Six teammates gathered Sunday afternoon to represent their school at a banquet, a collection of linemen, linebackers and skill players ready to feast on a variety of topics. They were members of the Grant High School football team, and besides boasting who had the most voracious appetite, they bragged about who sported the best-looking beard.
“We’re celebrating ‘No-Shave November,’ ” explained linebacker Chris Atteberry, whose jaw-line growth is thick enough to double as a bird’s nest.
The Pacers hope to gather for another postseason banquet in a matter of weeks to celebrate “No-Lose December.”
Grant (13-0) plays St. Mary’s of Stockton (12-1) on Friday night at Sacramento State for the Sac-Joaquin Section Division II championship. No one dares shave now at the risk of disrupting karma, particularly with a possible CIF Northern California Division I showdown with Folsom looming.

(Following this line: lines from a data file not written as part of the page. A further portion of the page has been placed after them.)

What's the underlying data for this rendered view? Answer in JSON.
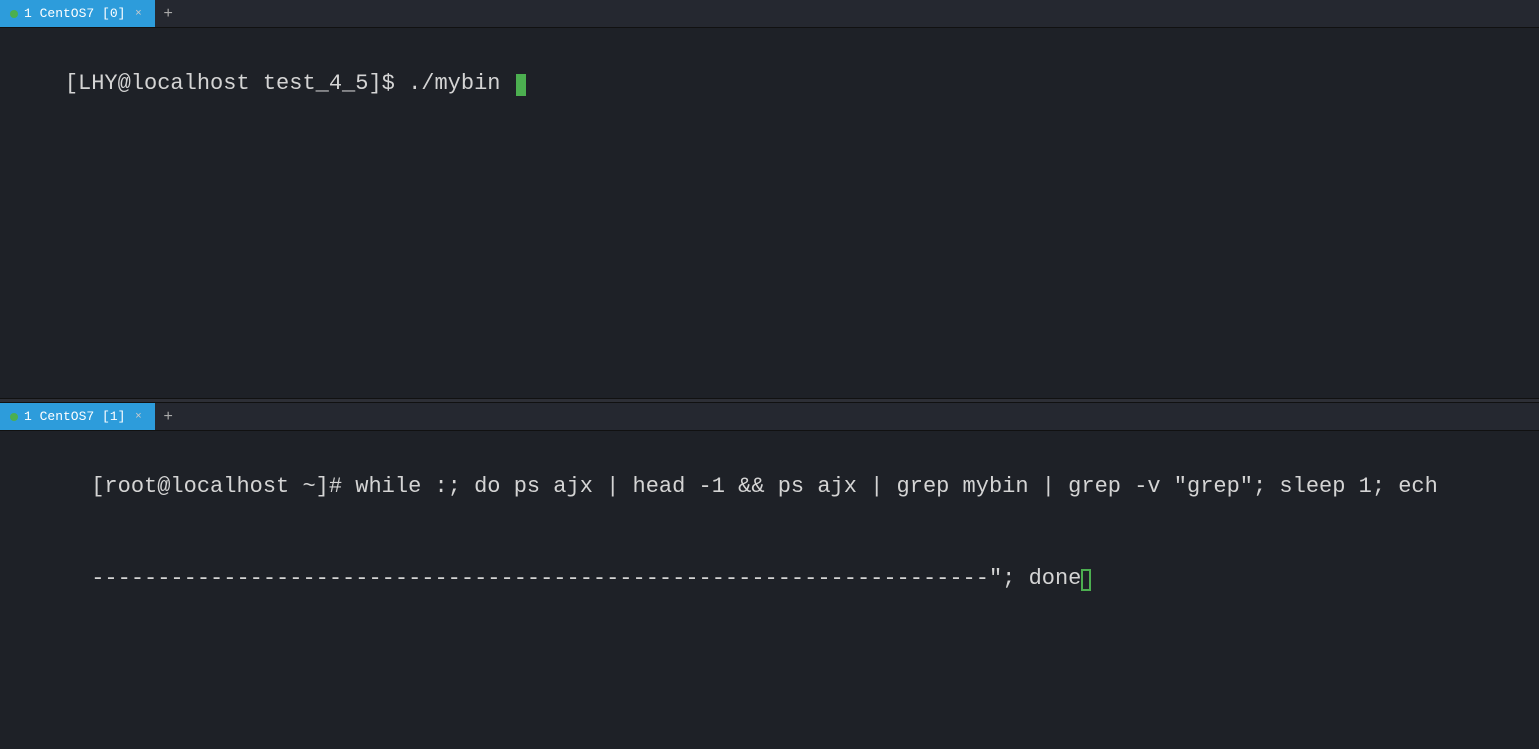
{
  "top_pane": {
    "tab": {
      "dot_color": "#4caf50",
      "label": "1 CentOS7 [0]",
      "close": "×"
    },
    "tab_add": "+",
    "command_line": "[LHY@localhost test_4_5]$ ./mybin "
  },
  "bottom_pane": {
    "tab": {
      "dot_color": "#4caf50",
      "label": "1 CentOS7 [1]",
      "close": "×"
    },
    "tab_add": "+",
    "line1": "[root@localhost ~]# while :; do ps ajx | head -1 && ps ajx | grep mybin | grep -v \"grep\"; sleep 1; ech",
    "line2": "--------------------------------------------------------------------\"; done"
  }
}
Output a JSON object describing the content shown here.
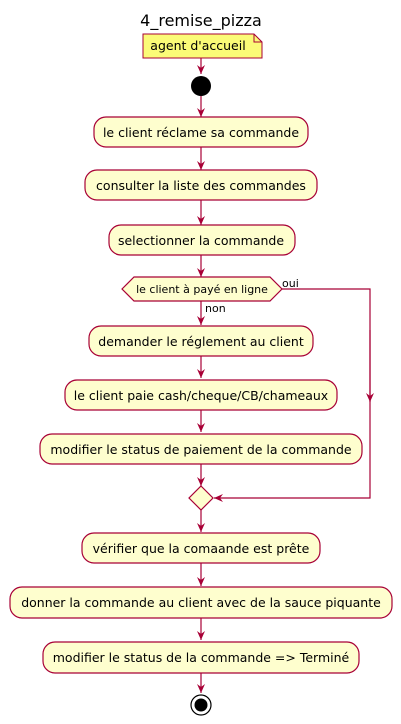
{
  "diagram": {
    "title": "4_remise_pizza",
    "note": "agent d'accueil",
    "steps_before": [
      "le client réclame sa commande",
      "consulter la liste des commandes",
      "selectionner la commande"
    ],
    "decision": {
      "condition": "le client à payé en ligne",
      "yes_label": "oui",
      "no_label": "non"
    },
    "no_branch_steps": [
      "demander le réglement au client",
      "le client paie cash/cheque/CB/chameaux",
      "modifier le status de paiement de la commande"
    ],
    "steps_after": [
      "vérifier que la comaande est prête",
      "donner la commande au client avec de la sauce piquante",
      "modifier le status de la commande => Terminé"
    ]
  },
  "colors": {
    "activity_fill": "#FEFECE",
    "note_fill": "#FBFB77",
    "border": "#A80036",
    "node": "#000000"
  }
}
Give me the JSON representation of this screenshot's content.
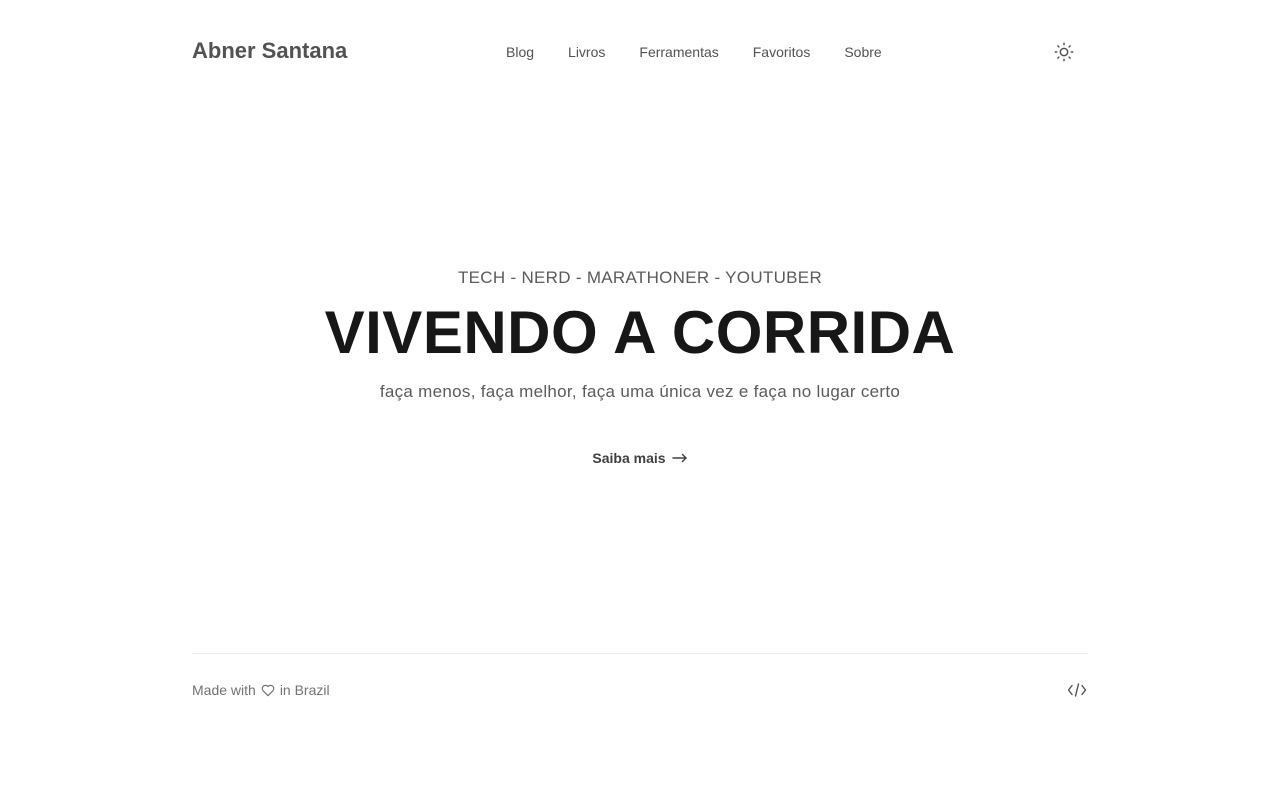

If the Pacers beat St. Mary’s and Folsom tops Tracy in the D-I final, both teams could meet for a trip to a State Bowl game.
The beards are an example of the brotherhood that binds the Pacers, a free-spirited lot heavy on skill, pounds and pride.
Darrin Paulo, the Pacers’ towering 6-foot-6, 325-pound left tackle, argues that he has the best beard. He claims he could grow a fresh one in a matter of days, if not hours. Charles Bell, a guard, nods in disapproval. He insists he has the top look, whiskers tidy and trim. David Moala, a tight end, tries to end the debate by tugging at his considerable chin growth, crowing: “Look, can any of you guys braid yours? Didn’t think so.’ ”
Grant coach Mike Alberghini declared Atteberry the winner.
“He’s our junior Abe Lincoln,” the coach said. “Look at that face.”
Atteberry could only smile, something he found hard to do in his first days at Grant. He grew up in Roseville but was enrolled at the Del Paso Heights school for his freshman year.
“I’m a white kid on a campus with a little bit of everything, every race,” Atteberry said. “My dad wanted me to experience diversity because that’s the real world. I was nervous at first but fell in love with Grant. We don’t see race here, not on campus or on the team. We see each other, good people.”
Paulo and Moala are Polynesian, their parents from the Tongan Islands. Bell is African American. Alberghini, the coach synonymous with the Pacers for nearly half a century, is white. He’s the undisputed leader, and he doesn’t see race, either. What Alberghini does see are the athletic opportunities on campus that offer students much more than what the nearby tough streets ever could.
Alberghini has coached at Grant for 46 years, the past 24 as head football coach. He keeps holding off retirement because his adoring players won’t hear of it.
“I bleed blue and gold colors, like these kids,” Alberghini said. “I’m a Pacer for life, and it means everything to me. I’ve had this great opportunity in life to do this, and because of kids like this, I have something special to look forward to every day.”
The banquet at Sac State recognizing the remaining teams playing for section championships was an example. The Grant delegation included quarterback Donovan Brown and linebacker-fullback Deondre Whittington-Grays. Neither has a hint of facial hair, explaining their faces are as smooth as their game.
“Look at them,” Alberghini beamed. “At school, they’re these normal, silly 16-, 17-, 18-year-old kids, working their way through life. Then you put football gear on them and they look like men. Athletes tend to have fun, and then there’s that other side we have.”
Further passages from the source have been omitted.